Il faut donc distinguer trois situations:

  • un support suffisamment sec, compatible avec le mortier-colle choisi;
  • un support encore trop humide, qui impose d’attendre ou de mettre en place un traitement adapté;
  • un support soumis à des remontées d’humidité, pour lequel un simple délai supplémentaire ne réglera rien.

La pierre naturelle peut être sensible aux migrations d’eau et aux variations de séchage. La présence d’humidité ne provoque pas uniquement un décollement: elle peut aussi favoriser des auréoles, des efflorescences ou des différences de teinte dans les joints. Avant de commencer, il faut connaître le système complet, et pas seulement choisir une colle sur la base de son intitulé.

Une planéité compatible avec de grandes dalles

Le support doit être contrôlé à la règle de deux mètres, dans plusieurs directions. Un écart de l’ordre de 5 mm sous une règle de 2 mètres constitue le repère couramment utilisé pour une surface destinée à recevoir un dallage. Au-delà, les dalles ne reposent plus de manière homogène et le mortier-colle risque de présenter des épaisseurs irrégulières.

Ce défaut se traduit par des points de charge, des bascules sous le passage et des zones où le contact avec le support est insuffisant. Les grands formats et les dalles épaisses accentuent encore cette exigence: une légère bosse devient immédiatement visible et un creux ne se rattrape pas durablement en surchargeant la colle.

Si la surface n’est pas plane, il faut intervenir avant la pose:

  • éliminer les surépaisseurs, laitances et parties friables;
  • reboucher les défauts avec un produit compatible avec l’usage extérieur;
  • réaliser un ragréage ou une forme de correction lorsque les écarts sont trop importants;
  • respecter le temps de séchage de cette nouvelle couche avant le collage.

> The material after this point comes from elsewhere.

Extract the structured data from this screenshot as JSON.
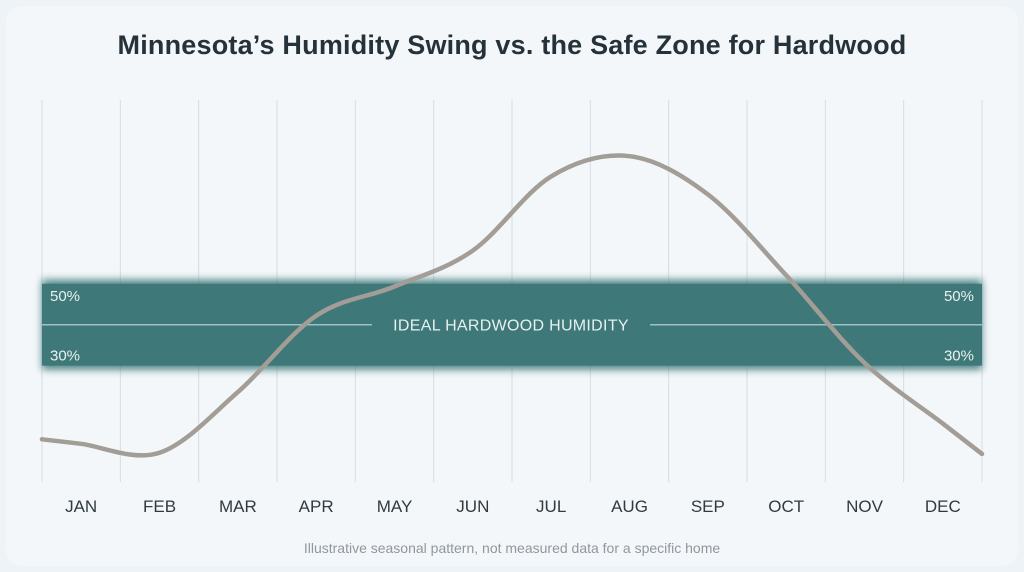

Le mortier-colle n’est pas un matériau de remise à niveau générale. Lui demander de combler plusieurs centimètres revient à créer un lit irrégulier, soumis à un retrait et à une adhérence variables. La pente doit être conçue dans le support ou dans une couche de forme adaptée, puis le collage vient seulement assurer la liaison entre les deux surfaces.

Un support propre, absorbant et cohérent

Avant l’encollage, la dalle doit être débarrassée de la poussière, des traces de graisse, de la peinture, des résidus de décoffrage et de la laitance superficielle. Un balayage rapide ne suffit pas toujours. Un nettoyage à l’eau peut être nécessaire, mais il doit être suivi d’un séchage complet: nettoyer un support n’autorise pas à le recouvrir alors qu’il reste gorgé d’eau.

Le support doit aussi présenter une absorption régulière. Une zone très fermée par un produit de cure ne réagira pas comme une zone béton poreuse. Dans ce cas, une préparation mécanique ou un primaire peut être nécessaire, à condition que le produit soit prévu pour l’extérieur et compatible avec le mortier-colle et la pierre naturelle.

Les fissures existantes doivent être examinées avant toute pose. Une fissure stable peut parfois être traitée selon un système adapté; une fissure qui travaille ou qui réapparaît indique un mouvement du support. La recouvrir directement avec des dalles ne la supprime pas. Elle risque de se transmettre au revêtement ou de concentrer les contraintes dans les joints.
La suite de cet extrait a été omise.